Denial would function as a sublimation of the real. Freud follows: “to deny something in judgment basically means: this is something that I would prefer to repress. (…) Through the symbol of negation, thought frees itself from the limitations of repression and enriches itself.” Denying – or denying based on a judgment –, according to Freud, “is the intellectual action that decides the choice of motor action, [which] puts an end to postponing thought and makes the transition from thinking to acting”. It is from there that “the creation of the symbol of denial allows thought a first degree of independence from the consequences of repression”. Denial is part of everyday defenses to avoid frustration or failure.

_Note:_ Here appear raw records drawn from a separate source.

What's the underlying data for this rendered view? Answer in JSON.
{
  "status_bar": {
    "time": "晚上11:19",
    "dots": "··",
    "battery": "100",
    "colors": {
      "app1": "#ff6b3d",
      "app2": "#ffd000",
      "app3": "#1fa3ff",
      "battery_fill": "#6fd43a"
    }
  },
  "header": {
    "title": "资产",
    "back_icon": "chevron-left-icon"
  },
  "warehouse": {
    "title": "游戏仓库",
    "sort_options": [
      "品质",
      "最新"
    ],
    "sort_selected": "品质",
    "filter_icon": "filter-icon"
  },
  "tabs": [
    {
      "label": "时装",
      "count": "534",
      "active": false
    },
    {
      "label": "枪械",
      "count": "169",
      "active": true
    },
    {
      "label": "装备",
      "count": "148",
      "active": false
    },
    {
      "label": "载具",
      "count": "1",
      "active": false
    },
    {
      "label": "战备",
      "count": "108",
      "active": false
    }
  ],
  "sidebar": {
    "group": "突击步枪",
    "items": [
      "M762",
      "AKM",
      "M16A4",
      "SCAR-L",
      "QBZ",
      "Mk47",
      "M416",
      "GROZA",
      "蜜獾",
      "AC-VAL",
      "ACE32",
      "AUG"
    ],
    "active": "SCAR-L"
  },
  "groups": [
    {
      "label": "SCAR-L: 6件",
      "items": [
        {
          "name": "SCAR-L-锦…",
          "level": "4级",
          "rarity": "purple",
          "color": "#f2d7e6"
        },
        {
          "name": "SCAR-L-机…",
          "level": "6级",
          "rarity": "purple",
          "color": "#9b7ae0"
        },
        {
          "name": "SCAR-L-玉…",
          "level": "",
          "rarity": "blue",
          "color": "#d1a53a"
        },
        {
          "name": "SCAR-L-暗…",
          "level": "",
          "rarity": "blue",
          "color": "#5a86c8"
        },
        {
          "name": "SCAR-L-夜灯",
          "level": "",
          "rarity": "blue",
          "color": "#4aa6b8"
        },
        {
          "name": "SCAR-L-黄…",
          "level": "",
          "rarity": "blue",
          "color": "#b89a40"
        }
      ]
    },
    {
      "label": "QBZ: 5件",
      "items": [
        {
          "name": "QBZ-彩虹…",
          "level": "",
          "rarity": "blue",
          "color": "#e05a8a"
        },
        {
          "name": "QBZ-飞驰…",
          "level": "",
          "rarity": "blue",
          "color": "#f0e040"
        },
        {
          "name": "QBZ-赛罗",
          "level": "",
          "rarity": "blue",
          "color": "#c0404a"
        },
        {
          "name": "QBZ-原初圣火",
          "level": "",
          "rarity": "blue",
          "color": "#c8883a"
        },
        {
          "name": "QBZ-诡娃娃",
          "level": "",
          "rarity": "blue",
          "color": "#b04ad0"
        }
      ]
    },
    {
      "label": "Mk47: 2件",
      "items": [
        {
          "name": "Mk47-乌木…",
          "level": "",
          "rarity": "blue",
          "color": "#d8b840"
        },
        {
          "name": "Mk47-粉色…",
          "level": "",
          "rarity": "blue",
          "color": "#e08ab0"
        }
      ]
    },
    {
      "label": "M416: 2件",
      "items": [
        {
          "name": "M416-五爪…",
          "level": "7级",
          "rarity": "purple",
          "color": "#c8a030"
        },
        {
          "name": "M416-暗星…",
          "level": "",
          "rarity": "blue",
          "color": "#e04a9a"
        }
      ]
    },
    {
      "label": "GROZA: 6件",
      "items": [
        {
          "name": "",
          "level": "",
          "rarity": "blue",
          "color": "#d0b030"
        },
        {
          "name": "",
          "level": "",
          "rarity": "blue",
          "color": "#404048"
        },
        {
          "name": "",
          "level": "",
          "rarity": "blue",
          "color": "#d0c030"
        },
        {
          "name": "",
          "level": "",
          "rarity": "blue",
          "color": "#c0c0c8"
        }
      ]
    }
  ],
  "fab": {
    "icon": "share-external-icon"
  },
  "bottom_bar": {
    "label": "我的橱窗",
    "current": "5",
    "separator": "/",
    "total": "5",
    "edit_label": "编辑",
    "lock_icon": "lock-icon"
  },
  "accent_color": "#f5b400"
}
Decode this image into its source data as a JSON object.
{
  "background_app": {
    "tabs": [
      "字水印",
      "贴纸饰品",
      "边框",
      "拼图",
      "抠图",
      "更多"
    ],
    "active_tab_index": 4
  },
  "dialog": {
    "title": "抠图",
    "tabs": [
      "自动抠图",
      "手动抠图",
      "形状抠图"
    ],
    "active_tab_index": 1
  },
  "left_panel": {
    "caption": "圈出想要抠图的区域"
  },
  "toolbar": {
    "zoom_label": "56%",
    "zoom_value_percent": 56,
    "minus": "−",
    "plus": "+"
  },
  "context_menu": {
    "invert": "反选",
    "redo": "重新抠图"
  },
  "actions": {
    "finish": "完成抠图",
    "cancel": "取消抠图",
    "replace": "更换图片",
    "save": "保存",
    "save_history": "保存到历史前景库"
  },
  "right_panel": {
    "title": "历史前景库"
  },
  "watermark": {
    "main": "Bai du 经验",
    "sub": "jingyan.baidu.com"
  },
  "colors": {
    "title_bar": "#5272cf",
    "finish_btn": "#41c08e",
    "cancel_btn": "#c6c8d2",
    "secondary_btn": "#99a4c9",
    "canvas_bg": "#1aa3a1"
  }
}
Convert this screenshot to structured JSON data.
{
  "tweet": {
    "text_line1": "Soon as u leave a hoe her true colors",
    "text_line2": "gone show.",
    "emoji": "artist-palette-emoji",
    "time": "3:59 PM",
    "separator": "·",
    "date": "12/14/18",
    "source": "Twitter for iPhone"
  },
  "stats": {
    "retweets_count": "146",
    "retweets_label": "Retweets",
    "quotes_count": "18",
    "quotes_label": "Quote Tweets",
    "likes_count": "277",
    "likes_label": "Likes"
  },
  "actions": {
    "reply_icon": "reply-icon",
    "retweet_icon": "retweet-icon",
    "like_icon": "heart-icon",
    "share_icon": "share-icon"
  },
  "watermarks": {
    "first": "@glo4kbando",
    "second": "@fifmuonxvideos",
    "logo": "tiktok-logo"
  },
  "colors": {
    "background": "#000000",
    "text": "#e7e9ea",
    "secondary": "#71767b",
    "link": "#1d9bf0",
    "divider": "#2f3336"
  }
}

It can be said that denial, at the individual level, has a defense function in the face of uncertainty and instability. Through it, parts of reality that cause fear or insecurity are avoided.

On a political level, denial also seeks to avoid insecurities, but it can, in certain situations, be an oppressive device. Denial ceases to be a defensive resource and becomes a tool for imposing a certain value judgment from one part of society on another. Or the diktat of what would be one truth over another. It doesn't matter that this truth, objectively, is a lie. Its imposition aims to create a new scenario in which social disputes will take place. Denial in these terms – in the political sphere – is part of the dispute for hegemony.

The two cases reported at the beginning – the denial of science and the denial of history – are part of an authoritarian imposition, which aims to block contrary political actions. The refusal to examine and criticize the 1964 coup is not limited to removing from the scene a dictatorial class order built from that founding milestone of 21 years of authoritarianism, with ramifications that reach the present day. Implicitly, negation is also the affirmation of its opposite.

Thus, the public denial of the coup 60 years ago gives rise to its reaffirmation and constant renewal. It implies its defense and the prevention of a previous page being actually turned over. It ultimately implies the legitimization of a non-democratic order, poisoning the current political environment.[1]

*Gilberto Maringoni is a journalist and professor of International Relations at the Federal University of ABC (UFABC).

Note


[1] Parts of this text are part of an article written in partnership with Igor Fuser.